بِسۡمِ ٱللَّهِ ٱلرَّحۡمَٰنِ ٱلرَّحِيمِ
وَخُذۡ بِيَدِكَ ضِغۡثٗا فَٱضۡرِب بِّهِۦ وَلَا تَحۡنَثۡۗ إِنَّا وَجَدۡنَٰهُ صَابِرٗاۚ نِّعۡمَ ٱلۡعَبۡدُ إِنَّهُۥٓ أَوَّابٞ ٤٤
Bir de al bir demet elinle de vur onunla hânis olma, hakikat biz onu sabırlı bulduk, ne güzel kul, hakikaten O bir evvabdır.
Eline bir demet sap al da onunla vur ve yemini bozma. Biz, onu gerçekten sabırlı bulmuştuk. Ne iyi kuldu. Muhakkak ki o, Allah'a yönelirdi.

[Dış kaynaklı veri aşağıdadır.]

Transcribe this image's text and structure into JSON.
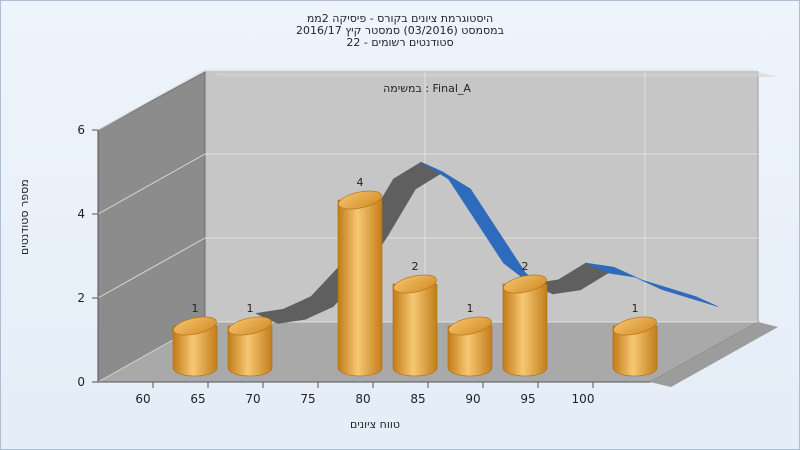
{
  "titles": {
    "line1": "היסטוגרמת ציונים בקורס - פיסיקה 2ממ",
    "line2": "במסמסט  (03/2016)  סמסטר קיץ 2016/17",
    "line3": "סטודנטים רשומים - 22"
  },
  "chart_data": {
    "type": "bar",
    "subtitle": "במשימה : Final_A",
    "xlabel": "טווח ציונים",
    "ylabel": "מספר סטודנטים",
    "x_ticks": [
      "60",
      "65",
      "70",
      "75",
      "80",
      "85",
      "90",
      "95",
      "100"
    ],
    "y_ticks": [
      "0",
      "2",
      "4",
      "6"
    ],
    "ylim": [
      0,
      6
    ],
    "categories": [
      "60-65",
      "65-70",
      "75-80",
      "80-85",
      "85-90",
      "90-95",
      "100-105"
    ],
    "values": [
      1,
      1,
      4,
      2,
      1,
      2,
      1
    ],
    "curve": {
      "x": [
        65,
        67.5,
        70,
        72.5,
        75,
        77.5,
        80,
        82.5,
        85,
        87.5,
        90,
        92.5,
        95,
        97.5,
        100,
        102.5,
        105
      ],
      "y": [
        0.8,
        0.9,
        1.2,
        1.9,
        2.9,
        4.0,
        4.4,
        4.0,
        3.0,
        2.0,
        1.5,
        1.6,
        2.0,
        1.9,
        1.6,
        1.4,
        1.2
      ]
    },
    "colors": {
      "bar": "#e9a53c",
      "curve_front": "#2f6bbd",
      "curve_back": "#5f5f5f",
      "back_wall": "#c6c6c6",
      "side_wall": "#8c8c8c",
      "floor": "#a9a9a9"
    }
  }
}
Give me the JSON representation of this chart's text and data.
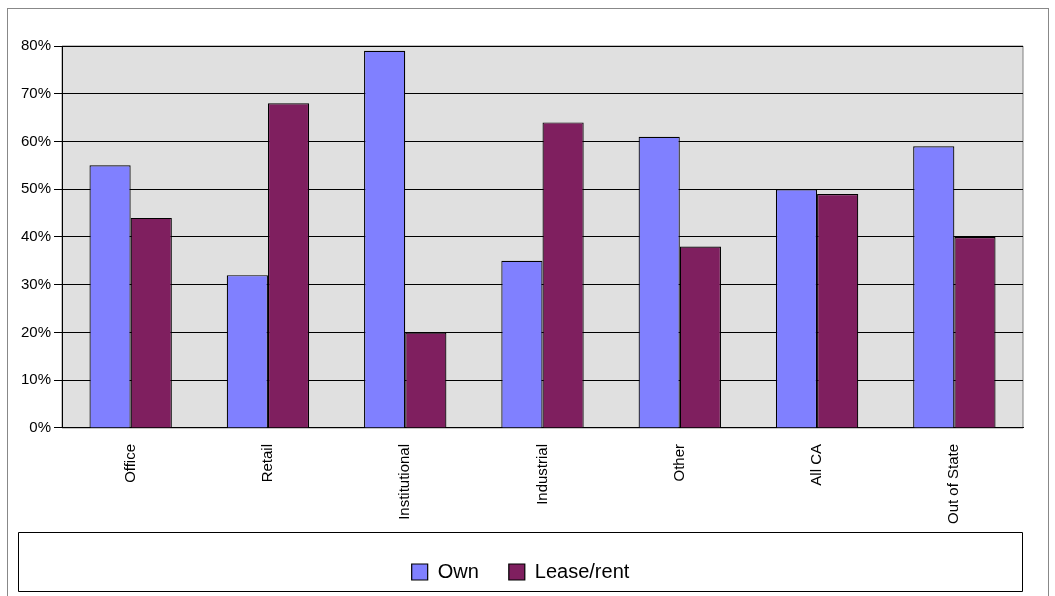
{
  "chart_data": {
    "type": "bar",
    "categories": [
      "Office",
      "Retail",
      "Institutional",
      "Industrial",
      "Other",
      "All CA",
      "Out of State"
    ],
    "series": [
      {
        "name": "Own",
        "color": "#8080ff",
        "values": [
          55,
          32,
          79,
          35,
          61,
          50,
          59
        ]
      },
      {
        "name": "Lease/rent",
        "color": "#7f1f5f",
        "values": [
          44,
          68,
          20,
          64,
          38,
          49,
          40
        ]
      }
    ],
    "ylim": [
      0,
      80
    ],
    "yticks": [
      {
        "value": 0,
        "label": "0%"
      },
      {
        "value": 10,
        "label": "10%"
      },
      {
        "value": 20,
        "label": "20%"
      },
      {
        "value": 30,
        "label": "30%"
      },
      {
        "value": 40,
        "label": "40%"
      },
      {
        "value": 50,
        "label": "50%"
      },
      {
        "value": 60,
        "label": "60%"
      },
      {
        "value": 70,
        "label": "70%"
      },
      {
        "value": 80,
        "label": "80%"
      }
    ],
    "grid": "y",
    "legend": "bottom"
  }
}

Şöyle dedik: “Eline bir demet sap al ve onunla vur, yeminini bozma.” Gerçekten biz Eyyûb’u sabreden bir kimse olarak bulduk. O ne güzel bir kuldu! O, Allah’a çok yönelen bir kimse idi.
«Eline bir demet sap al da onunla vur. Yemîninde durmazlık etme» (dedik). Biz onu hakıykaten sabırlı bulduk. O, ne güzel kuldu! Hakıykat o, dâima (Allaha) dönen (bir zât) idi.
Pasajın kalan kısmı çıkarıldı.